Individuals showing intermediate features are known from the small area of contact in north-central Brazil, but intergradation between the two species is generally limited.
Diet / Feeding
The Northern Caracara is an omnivorous scavenger, favoring carrion, but will also eat small mammals, amphibians, reptiles, fish, crabs, insects, earthworms, and young birds.
In addition to hunting its own food on the ground, the Northern Caracara will steal from other birds.
Northern Caracaras build large stick nests in trees such as mesquites and palms, cacti, or on the ground as a last resort. It lays 2 to 3 pinky-brown eggs with darker blotches, which are incubated for 28-32 days.
Though the Northern Caracaras of our time are not divided into subspecies as their variation is clinal, prehistoric subspecies are known.
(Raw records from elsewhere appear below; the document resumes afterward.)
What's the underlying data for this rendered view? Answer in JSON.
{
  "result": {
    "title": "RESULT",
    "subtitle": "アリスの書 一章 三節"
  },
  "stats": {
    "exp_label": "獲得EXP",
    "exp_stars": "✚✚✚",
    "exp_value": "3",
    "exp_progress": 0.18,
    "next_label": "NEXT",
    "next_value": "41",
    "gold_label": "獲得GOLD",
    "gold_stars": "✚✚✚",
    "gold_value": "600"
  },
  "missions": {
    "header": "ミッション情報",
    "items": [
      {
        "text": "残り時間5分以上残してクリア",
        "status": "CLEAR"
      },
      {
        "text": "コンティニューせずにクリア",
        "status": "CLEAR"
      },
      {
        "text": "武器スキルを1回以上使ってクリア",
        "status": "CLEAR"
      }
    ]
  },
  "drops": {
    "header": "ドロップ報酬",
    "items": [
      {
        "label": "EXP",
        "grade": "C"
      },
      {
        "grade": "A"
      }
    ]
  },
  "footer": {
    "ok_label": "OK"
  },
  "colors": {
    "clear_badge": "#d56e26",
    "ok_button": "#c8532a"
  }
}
Due to the confused taxonomic history of the crested caracaras, their relationships to the modern birds are in need of restudy:
- Caracara cheriway grinnelli (La Brea Caracara: Late Pleistocene of California)
- Caracara cheriway prelutosus (Late Pleistocene of Mexico)
The former almost certainly represents birds which were the direct ancestors of the living population. The latter may actually be the ancestor of the Guadalupe Caracara.
The state of Florida in the United States is home to a relict population of Northern Caracaras that dates to the last glacial period, which ended around 12,500 BP. At that point in time, Florida and the rest of the Gulf Coast was covered in an oak savanna.
As temperatures increased, the savanna between Florida and Texas disappeared. Caracaras were able to survive in the prairies of central Florida as well as in the marshes along the St. Johns River. Cabbage Palmettos are a preferred nesting site, although they will also nest in Southern Live Oaks.
Their historical range on the modern-day Florida peninsula included Okeechobee, Osceola, Highlands, Glades, Polk, Indian River, St. Lucie, Hardee, Desoto, Brevard, Collier, and Martin counties.
They are currently most common in DeSoto, Glades, Hendry, Highlands, Okeechobee and Osceola counties. Loss of adequate habitat caused the Florida Caracara population to decline, and it was listed as threatened by the United States Fish and Wildlife Service in 1987.
Northern Caracara in Mexico
The Mexican ornithologist Rafael Martín del Campo proposed that the Northern Caracara was probably the sacred “eagle” depicted in several pre-Columbian Aztec codices as well as the Florentine Codex.
This imagery was adopted as a national symbol of Mexico, and is seen on the flag among other places. Since the paintings were interpreted as showing the Golden Eagle, it became the National Bird.